Jake “the Crypto King” came forth to leak text messages of the inner group chat to Stephen Findeisen (YouTube channel Coffeezilla) as the investigation was coming to its climax. Right off the beginning of the text messages, it becomes clear that the entire project was about them making as much money as possible. The group chat is constant talk of how they can make as much money as possible, including the possibility of a presale which they determined could be illegal and therefore did not follow through. However, instead, they stealth-launched the token (meaning they did not inform anyone apart from the in-group about it) and bought as much as possible at the low price to sell in the future and make millions when it can 1000× in price. A lot of behind-the-scenes drama commenced, and the team members backstabbed each other to make as much money as possible. Nonetheless, everyone, apart from Paul and Levin, who have yet to sell, made several millions of dollars.

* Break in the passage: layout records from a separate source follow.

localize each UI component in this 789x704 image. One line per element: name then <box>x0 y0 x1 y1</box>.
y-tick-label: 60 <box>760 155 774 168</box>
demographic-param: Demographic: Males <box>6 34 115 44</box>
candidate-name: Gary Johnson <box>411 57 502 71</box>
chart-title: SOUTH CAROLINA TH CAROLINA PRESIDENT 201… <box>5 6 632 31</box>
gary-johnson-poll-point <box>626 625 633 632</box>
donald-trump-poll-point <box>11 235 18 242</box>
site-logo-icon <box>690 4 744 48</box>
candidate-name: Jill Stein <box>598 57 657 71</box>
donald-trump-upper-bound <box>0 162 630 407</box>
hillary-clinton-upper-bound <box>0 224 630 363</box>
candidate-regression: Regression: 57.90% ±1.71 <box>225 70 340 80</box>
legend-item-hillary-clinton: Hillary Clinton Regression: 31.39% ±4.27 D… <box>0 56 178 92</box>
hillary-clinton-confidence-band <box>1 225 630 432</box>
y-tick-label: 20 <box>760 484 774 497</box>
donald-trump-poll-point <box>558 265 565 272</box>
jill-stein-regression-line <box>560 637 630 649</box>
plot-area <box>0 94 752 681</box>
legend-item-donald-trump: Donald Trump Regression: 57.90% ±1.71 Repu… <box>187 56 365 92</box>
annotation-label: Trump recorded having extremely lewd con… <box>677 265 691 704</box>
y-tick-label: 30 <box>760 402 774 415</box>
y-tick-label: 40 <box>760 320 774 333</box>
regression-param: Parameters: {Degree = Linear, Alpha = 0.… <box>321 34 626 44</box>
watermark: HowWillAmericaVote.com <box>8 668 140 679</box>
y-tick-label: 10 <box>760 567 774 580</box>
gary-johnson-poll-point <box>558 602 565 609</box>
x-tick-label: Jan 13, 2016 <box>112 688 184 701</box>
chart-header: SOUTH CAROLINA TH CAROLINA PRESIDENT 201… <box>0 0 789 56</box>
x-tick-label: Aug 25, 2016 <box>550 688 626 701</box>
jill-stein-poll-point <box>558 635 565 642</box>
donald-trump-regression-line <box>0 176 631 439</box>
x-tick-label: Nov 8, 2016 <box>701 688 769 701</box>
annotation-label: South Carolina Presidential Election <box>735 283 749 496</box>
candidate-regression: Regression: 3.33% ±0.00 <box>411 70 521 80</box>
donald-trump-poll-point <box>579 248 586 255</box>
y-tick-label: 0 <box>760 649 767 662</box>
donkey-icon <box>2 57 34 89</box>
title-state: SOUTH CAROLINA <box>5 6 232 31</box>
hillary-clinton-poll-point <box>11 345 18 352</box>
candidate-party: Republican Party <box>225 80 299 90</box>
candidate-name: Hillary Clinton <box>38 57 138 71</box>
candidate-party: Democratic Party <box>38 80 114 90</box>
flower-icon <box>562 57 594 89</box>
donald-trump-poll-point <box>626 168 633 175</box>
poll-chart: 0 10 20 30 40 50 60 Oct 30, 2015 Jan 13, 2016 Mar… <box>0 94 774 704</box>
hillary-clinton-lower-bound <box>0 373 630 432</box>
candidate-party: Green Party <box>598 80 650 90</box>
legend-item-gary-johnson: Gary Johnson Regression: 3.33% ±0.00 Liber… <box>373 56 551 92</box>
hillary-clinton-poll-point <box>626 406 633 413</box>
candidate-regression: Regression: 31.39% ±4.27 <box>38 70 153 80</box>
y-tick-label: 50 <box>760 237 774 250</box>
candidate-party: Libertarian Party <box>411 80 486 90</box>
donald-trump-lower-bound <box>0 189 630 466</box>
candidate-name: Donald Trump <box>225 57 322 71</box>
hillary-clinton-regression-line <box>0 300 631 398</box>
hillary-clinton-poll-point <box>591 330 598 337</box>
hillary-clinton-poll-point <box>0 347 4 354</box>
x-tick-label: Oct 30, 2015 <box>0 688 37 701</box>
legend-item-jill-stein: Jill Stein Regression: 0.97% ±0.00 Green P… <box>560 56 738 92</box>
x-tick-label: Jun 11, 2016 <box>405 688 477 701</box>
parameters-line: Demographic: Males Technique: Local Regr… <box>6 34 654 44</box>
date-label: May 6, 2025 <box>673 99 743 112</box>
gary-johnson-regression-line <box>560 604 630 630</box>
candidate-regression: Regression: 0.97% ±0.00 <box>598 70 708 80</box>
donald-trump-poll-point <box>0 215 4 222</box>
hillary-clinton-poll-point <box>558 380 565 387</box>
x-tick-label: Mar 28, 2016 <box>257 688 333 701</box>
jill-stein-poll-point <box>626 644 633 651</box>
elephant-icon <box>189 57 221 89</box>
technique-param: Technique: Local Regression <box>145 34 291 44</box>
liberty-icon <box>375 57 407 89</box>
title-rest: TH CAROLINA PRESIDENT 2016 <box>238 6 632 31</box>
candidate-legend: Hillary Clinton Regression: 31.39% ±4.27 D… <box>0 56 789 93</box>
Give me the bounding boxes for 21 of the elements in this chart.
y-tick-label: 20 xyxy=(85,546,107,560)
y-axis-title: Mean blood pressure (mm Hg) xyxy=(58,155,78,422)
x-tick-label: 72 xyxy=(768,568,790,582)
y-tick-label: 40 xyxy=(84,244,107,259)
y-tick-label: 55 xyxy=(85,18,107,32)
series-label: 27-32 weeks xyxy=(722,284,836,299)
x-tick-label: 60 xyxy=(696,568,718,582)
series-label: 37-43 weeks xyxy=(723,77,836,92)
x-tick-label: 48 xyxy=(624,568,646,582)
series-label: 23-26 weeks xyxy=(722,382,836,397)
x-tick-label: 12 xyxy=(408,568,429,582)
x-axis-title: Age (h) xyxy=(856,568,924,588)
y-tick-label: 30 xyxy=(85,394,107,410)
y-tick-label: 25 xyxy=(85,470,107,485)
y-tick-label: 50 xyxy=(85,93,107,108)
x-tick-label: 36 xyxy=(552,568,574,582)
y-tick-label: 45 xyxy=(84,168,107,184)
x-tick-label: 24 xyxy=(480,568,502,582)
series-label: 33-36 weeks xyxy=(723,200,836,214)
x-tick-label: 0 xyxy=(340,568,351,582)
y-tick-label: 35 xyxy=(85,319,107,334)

After Findeisen’s masterful video exposing the entire scandal, Logan Paul responded with a video of his own. In it, he attacks Findeisen’s character and makes outrageous claims which cannot be proved. For one, he claimed that law enforcement described Findeisen’s work as “not anchored to truth” and “often speculative,” which is something that has zero evidence anywhere and Findeisen denies. He also brings up 20-year-old expunged criminal records of someone in Findeisen's videos. However, the supposed criminal has not committed any crimes in the past 20 years and now actively works for criminal reform. After hurling insults and attempting to assassinate his character, Logan Paul concludes with legal threats and an “I’ll see you in court” with an exceptionally obnoxious smile. Findeisen also describes getting semi-threatening messages from an anonymous figure that has worked with Russian oligarchs in a recent podcast episode.